After this, we moved on to some more complex maneuvers. The first one was stalls. A stall is when an aircraft loses all lift because of reduced airflow over its wings and plops down. A stall is associated with lower airspeeds and a high angle of attack. To prevent this and to recover from it pilots practice stalls. The first maneuver was the power-off stall. This simulates you descending for a landing and pulling back on the yoke too much and causing a stall. To do this we got into landing configuration (power to 1500rpm, carb heat on, flaps to 20) and kept descending and pulling back until the airspeed went down and the stall warning came on. The first time my instructor demonstrated this I was shocked, the angle at which she pulled up made me feel sick and scared and how we plopped down was crazy to me. To recover, she got rid of the flaps, pushed the carb heat in, and pushed power in to get us back to flying. Then I went in, initially, I couldn’t even get the plane to stall, it is hard to stall a Cessna 152 because of how much it likes to fly. Once I stalled it, I completely butchered the recovery. My instructor had to come in and help me out. Then came the power on stall which is slightly more intimidating. A power-on stall is simulating your climbing leg where you don’t pay attention and pitch up too much bleeding the airspeed off and causing a stall. To recover from this all you have to do is pitch down and use your rudders to stay coordinated. My instructor demonstrated this and this time I felt more scared because of how hard it was to keep it coordinated. When I tried to stall it I couldn’t keep it coordinated enough and my instructor had to help me out.

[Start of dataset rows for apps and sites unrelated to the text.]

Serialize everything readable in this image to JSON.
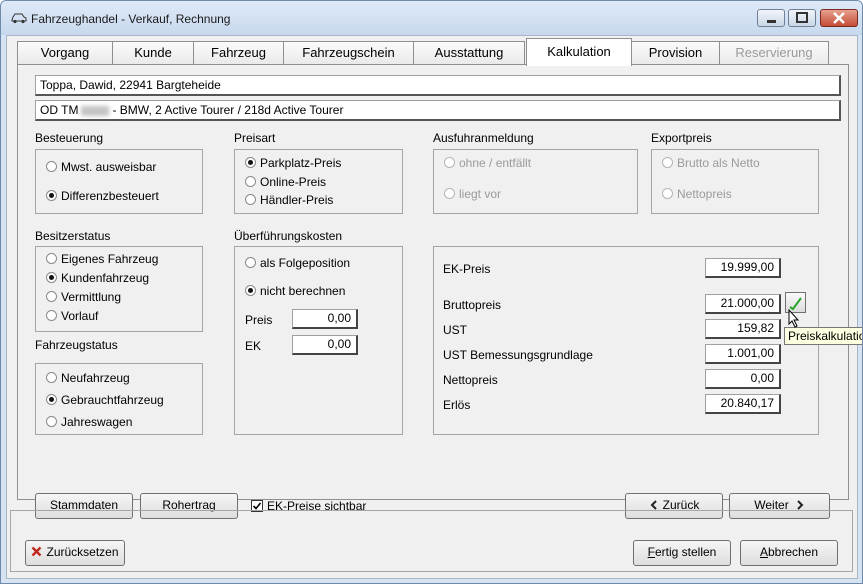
{
  "window": {
    "title": "Fahrzeughandel - Verkauf, Rechnung"
  },
  "tabs": [
    {
      "label": "Vorgang"
    },
    {
      "label": "Kunde"
    },
    {
      "label": "Fahrzeug"
    },
    {
      "label": "Fahrzeugschein"
    },
    {
      "label": "Ausstattung"
    },
    {
      "label": "Kalkulation"
    },
    {
      "label": "Provision"
    },
    {
      "label": "Reservierung"
    }
  ],
  "header": {
    "customer": "Toppa, Dawid, 22941 Bargteheide",
    "vehicle_prefix": "OD TM",
    "vehicle_rest": "- BMW, 2 Active Tourer / 218d Active Tourer"
  },
  "besteuerung": {
    "label": "Besteuerung",
    "options": [
      "Mwst. ausweisbar",
      "Differenzbesteuert"
    ],
    "selected": "Differenzbesteuert"
  },
  "preisart": {
    "label": "Preisart",
    "options": [
      "Parkplatz-Preis",
      "Online-Preis",
      "Händler-Preis"
    ],
    "selected": "Parkplatz-Preis"
  },
  "ausfuhr": {
    "label": "Ausfuhranmeldung",
    "options": [
      "ohne / entfällt",
      "liegt vor"
    ]
  },
  "exportpreis": {
    "label": "Exportpreis",
    "options": [
      "Brutto als Netto",
      "Nettopreis"
    ]
  },
  "besitzerstatus": {
    "label": "Besitzerstatus",
    "options": [
      "Eigenes Fahrzeug",
      "Kundenfahrzeug",
      "Vermittlung",
      "Vorlauf"
    ],
    "selected": "Kundenfahrzeug"
  },
  "fahrzeugstatus": {
    "label": "Fahrzeugstatus",
    "options": [
      "Neufahrzeug",
      "Gebrauchtfahrzeug",
      "Jahreswagen"
    ],
    "selected": "Gebrauchtfahrzeug"
  },
  "ueberfuehrung": {
    "label": "Überführungskosten",
    "options": [
      "als Folgeposition",
      "nicht berechnen"
    ],
    "selected": "nicht berechnen",
    "preis_label": "Preis",
    "preis_value": "0,00",
    "ek_label": "EK",
    "ek_value": "0,00"
  },
  "kalkulation": {
    "ek_label": "EK-Preis",
    "ek_value": "19.999,00",
    "brutto_label": "Bruttopreis",
    "brutto_value": "21.000,00",
    "ust_label": "UST",
    "ust_value": "159,82",
    "bemessung_label": "UST Bemessungsgrundlage",
    "bemessung_value": "1.001,00",
    "netto_label": "Nettopreis",
    "netto_value": "0,00",
    "erloes_label": "Erlös",
    "erloes_value": "20.840,17",
    "tooltip": "Preiskalkulation"
  },
  "buttons": {
    "stammdaten_a": "Stamm",
    "stammdaten_u": "d",
    "stammdaten_b": "aten",
    "rohertrag_u": "R",
    "rohertrag_b": "ohertrag",
    "ek_visible_label": "EK-Preise sichtbar",
    "zurueck_u": "Z",
    "zurueck_b": "urück",
    "weiter_u": "W",
    "weiter_b": "eiter",
    "reset_label": "Zurücksetzen",
    "fertig_u": "F",
    "fertig_b": "ertig stellen",
    "abbrechen_u": "A",
    "abbrechen_b": "bbrechen"
  },
  "colors": {
    "accent_check": "#2aa52a",
    "reset_x": "#c0281e"
  }
}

Next came slow flight. Slow flight is when you fly the airplane extremely slow. Slow flight is trained and tested at an airspeed that is five to 10 knots above the stall warning activation speed This is intended to help you understand how the airplane works and how your actions affect the airplane. This was the maneuver that I was the best at. I could fly the plane to slow speeds and turn. I could also climb and descend. This maneuver made me understand the relationship between power and altitude and pitch and airspeed. This maneuver is crucial to understanding how to land and I was glad that I could perform this maneuver at an alright level.
Next came steep turns which still make my stomach sick thinking about them. A steep turn is a normal turn but more steep as the name suggests. A steep turn involves an angle of more than 45 degrees. When you do this turn it almost feels like you are flying sideways. This was the maneuver I was the worst at by far because I kept losing altitude at a rapid pace or gaining altitude or having wild fluctuations in my airspeed. All this made my stomach feel weird because of the g forces that I was experiencing.
However, I knew that practice makes perfect. In the coming lessons I would master these maneuvers, I knew it would come but I just didn’t know when back then.